Spotted: Bright idea; IMFAR frenzy

by  /  15 May 2015

WEEK OF
May 11th

Bright idea

What if you could control individual neurons in a living brain with a flash of blue light? The idea, now known as optogenetics, seemed absurd just a decade ago. Then Karl Deisseroth made it happen. A profile of the 43-year-old Stanford University psychiatrist in the 18 May issue of The New Yorker details his inspiring journey from dreamer to doyen, with adorable quotes from his neuroscientist-wife, Michelle Monje. “It’s like Beatlemania,” Monje says of her husband’s rock star status at neuroscience meetings. “I realized, I’m married to a Beatle. The nerdy Beatle.” Deisseroth also created CLARITY, a technique that renders postmortem brains transparent to reveal perfectly intact neurons.

IMFAR frenzy

The International Meeting for Autism Research kicked off yesterday in Salt Lake City, Utah.

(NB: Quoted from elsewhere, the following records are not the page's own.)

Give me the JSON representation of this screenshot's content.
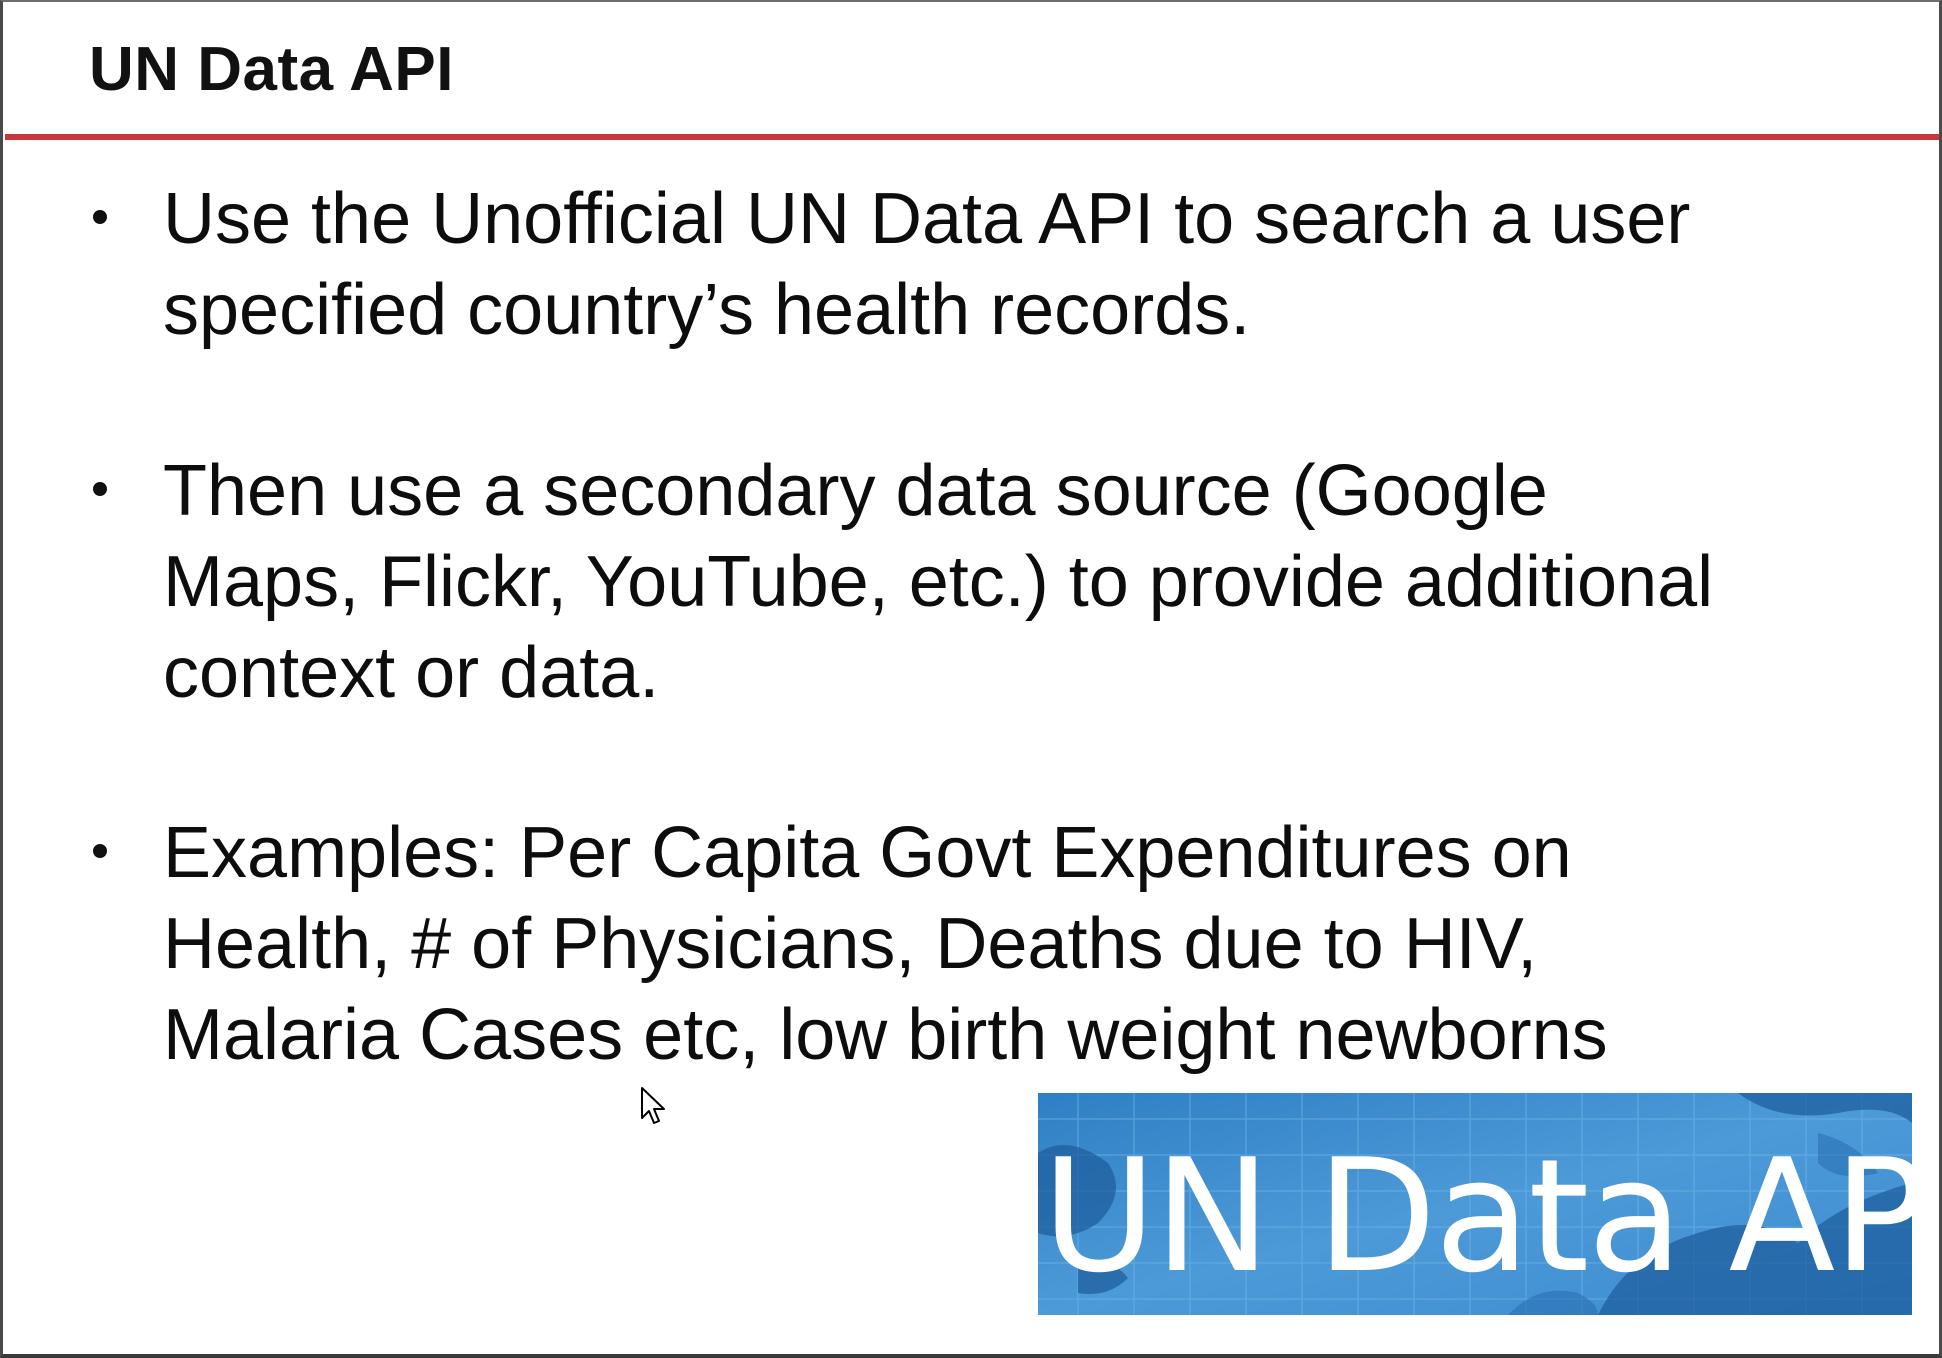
{
  "slide": {
    "title": "UN Data API",
    "bullets": [
      "Use the Unofficial UN Data API to search a user\nspecified country’s health records.",
      "Then use a secondary data source (Google\nMaps, Flickr, YouTube, etc.) to provide additional\ncontext or data.",
      "Examples: Per Capita Govt Expenditures on\nHealth, # of Physicians, Deaths due to HIV,\nMalaria Cases etc, low birth weight newborns"
    ],
    "banner_text": "UN Data API"
  },
  "colors": {
    "title_rule": "#c8373a",
    "banner_background": "#3f8ed0",
    "text": "#0d0d0d"
  },
  "icons": {
    "cursor": "mouse-pointer-icon",
    "bullet": "bullet-dot-icon"
  }
}
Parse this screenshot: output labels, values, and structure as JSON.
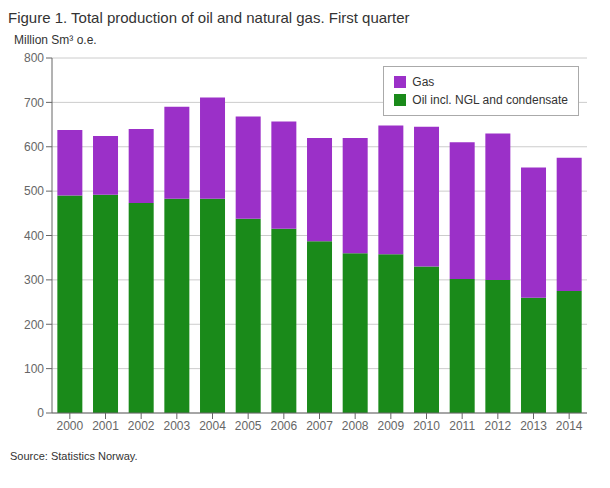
{
  "chart_data": {
    "type": "bar",
    "title": "Figure 1. Total production of oil and natural gas. First quarter",
    "y_label": "Million Sm³ o.e.",
    "annotations": [
      "Source: Statistics Norway."
    ],
    "categories": [
      "2000",
      "2001",
      "2002",
      "2003",
      "2004",
      "2005",
      "2006",
      "2007",
      "2008",
      "2009",
      "2010",
      "2011",
      "2012",
      "2013",
      "2014"
    ],
    "series": [
      {
        "name": "Oil incl. NGL and condensate",
        "color": "#1a8a1a",
        "values": [
          490,
          492,
          473,
          483,
          483,
          438,
          415,
          387,
          360,
          358,
          330,
          302,
          300,
          260,
          275
        ]
      },
      {
        "name": "Gas",
        "color": "#9b30c8",
        "values": [
          148,
          132,
          167,
          207,
          228,
          230,
          242,
          233,
          260,
          290,
          315,
          308,
          330,
          293,
          300
        ]
      }
    ],
    "stacked": true,
    "ylim": [
      0,
      800
    ],
    "yticks": [
      0,
      100,
      200,
      300,
      400,
      500,
      600,
      700,
      800
    ],
    "grid": true,
    "legend": "upper right"
  }
}
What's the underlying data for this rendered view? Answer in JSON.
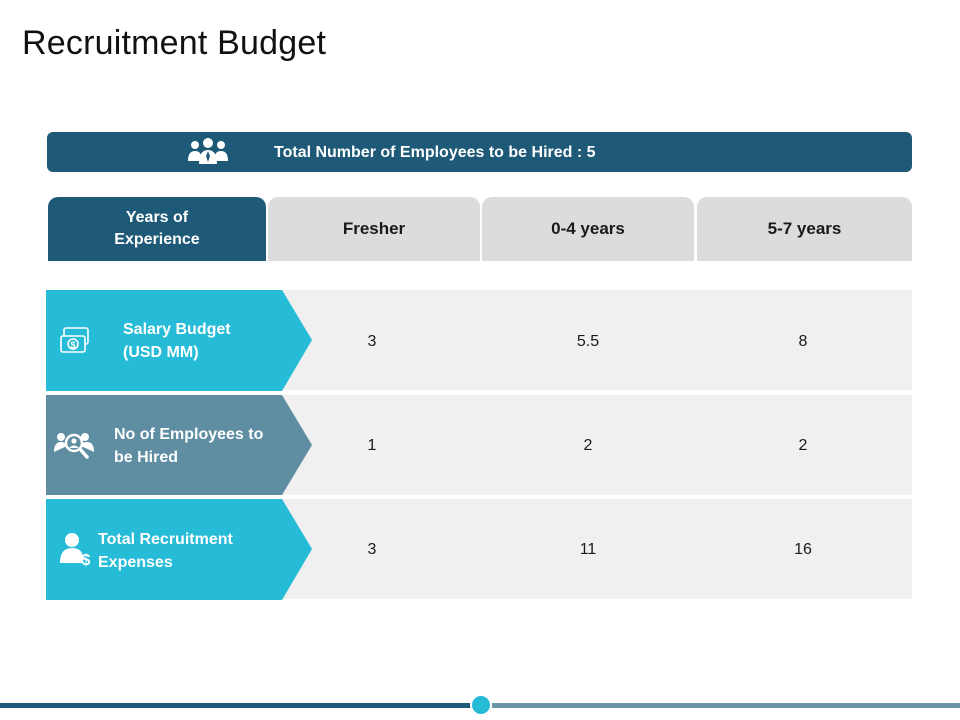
{
  "title": "Recruitment Budget",
  "banner": {
    "icon": "team-icon",
    "text": "Total Number of Employees to be Hired : 5"
  },
  "header": {
    "first": "Years of Experience",
    "columns": [
      "Fresher",
      "0-4 years",
      "5-7 years"
    ]
  },
  "rows": [
    {
      "label": "Salary Budget (USD MM)",
      "icon": "money-icon",
      "color": "#26bcd7",
      "values": [
        "3",
        "5.5",
        "8"
      ]
    },
    {
      "label": "No of Employees to be Hired",
      "icon": "search-people-icon",
      "color": "#5f8ea3",
      "values": [
        "1",
        "2",
        "2"
      ]
    },
    {
      "label": "Total Recruitment Expenses",
      "icon": "person-dollar-icon",
      "color": "#26bcd7",
      "values": [
        "3",
        "11",
        "16"
      ]
    }
  ],
  "colors": {
    "dark_blue": "#1e5a78",
    "cyan": "#26bcd7",
    "slate": "#5f8ea3",
    "header_gray": "#dcdcdc",
    "row_gray": "#f0f0f0"
  }
}
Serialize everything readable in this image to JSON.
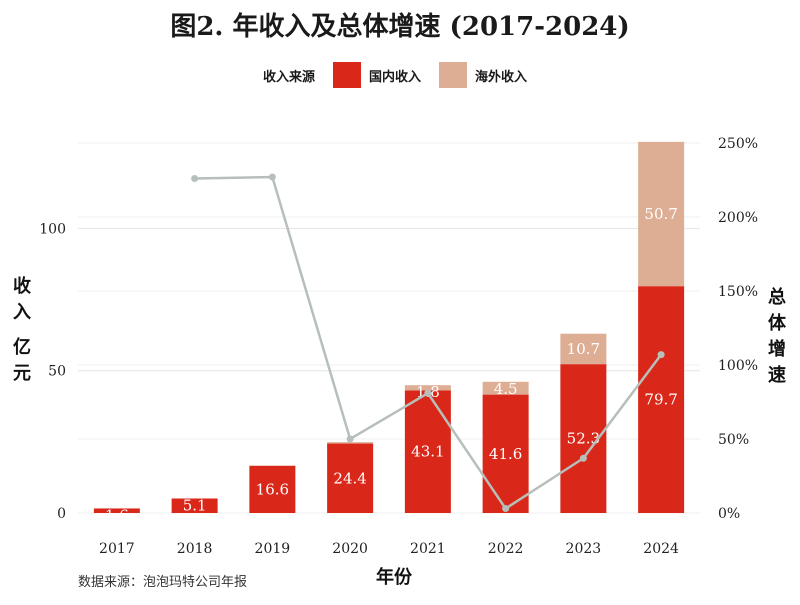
{
  "chart_data": {
    "type": "bar",
    "title": "图2. 年收入及总体增速 (2017-2024)",
    "source": "数据来源：泡泡玛特公司年报",
    "xlabel": "年份",
    "ylabel": "收入 亿元",
    "y2label": "总体增速",
    "legend_title": "收入来源",
    "categories": [
      "2017",
      "2018",
      "2019",
      "2020",
      "2021",
      "2022",
      "2023",
      "2024"
    ],
    "series": [
      {
        "name": "国内收入",
        "color": "#d9281a",
        "values": [
          1.6,
          5.1,
          16.6,
          24.4,
          43.1,
          41.6,
          52.3,
          79.7
        ],
        "labels": [
          "1.6",
          "5.1",
          "16.6",
          "24.4",
          "43.1",
          "41.6",
          "52.3",
          "79.7"
        ]
      },
      {
        "name": "海外收入",
        "color": "#ddae94",
        "values": [
          0,
          0,
          0,
          0.5,
          1.8,
          4.5,
          10.7,
          50.7
        ],
        "labels": [
          "",
          "",
          "",
          "",
          "1.8",
          "4.5",
          "10.7",
          "50.7"
        ]
      }
    ],
    "growth_line": {
      "name": "总体增速",
      "color": "#b7bfbb",
      "values": [
        null,
        226,
        227,
        50,
        81,
        3,
        37,
        107
      ]
    },
    "ylim": [
      0,
      130
    ],
    "yticks": [
      0,
      50,
      100
    ],
    "y2lim": [
      0,
      250
    ],
    "y2ticks": [
      "0%",
      "50%",
      "100%",
      "150%",
      "200%",
      "250%"
    ],
    "grid": true,
    "legend_position": "top-center"
  }
}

More than 2,000 autism researchers are there, and so are a lot of the people their work is designed to benefit. One of the attendees is 57-year-old author John Elder Robison, who has Asperger syndrome. “I am going to the conference in search of knowledge, but I also carry a message,” Robison wrote in an op-ed published Tuesday in New Scientist. “We want our dollars spent on research that will lead to better lives for those of us who live with autism today.”

Author overload

A study examining a tiny piece of the fruit fly genome made big waves this week because of its 1,014 authors. Named on the paper, published in the journal G3: Genes Genomes Genetics, are more than 900 undergrads who scoured sequences of Drosophila DNA for start, stop and splice sites. The students “do a significantly better job” than software programs, lead researcher Sarah Elgin, professor of biology at Washington University in St. Louis, told Genes to Genomes. Remarkably, the paper’s lengthy list of contributors is nothing compared with those on some physics papers. A 2012 paper on the Higgs boson has about 3,000 authors.

College crash

School isn’t easy for people with autism, and the difficulties mount when they enter college. A story that appeared Thursday in Vox suggests high schools are failing to properly prepare people with autism for post-secondary education. It also highlights programs aimed at easing the transition. “A lot of it is helping students acquire adequate interpersonal skills and self-advocacy,” says Gerard Hoefling, who works with the Autism Support Program at Drexel University in Philadelphia. Even freshmen without autism need a little help in these areas, Hoefling adds. But this need is “more nuanced” for students on the spectrum.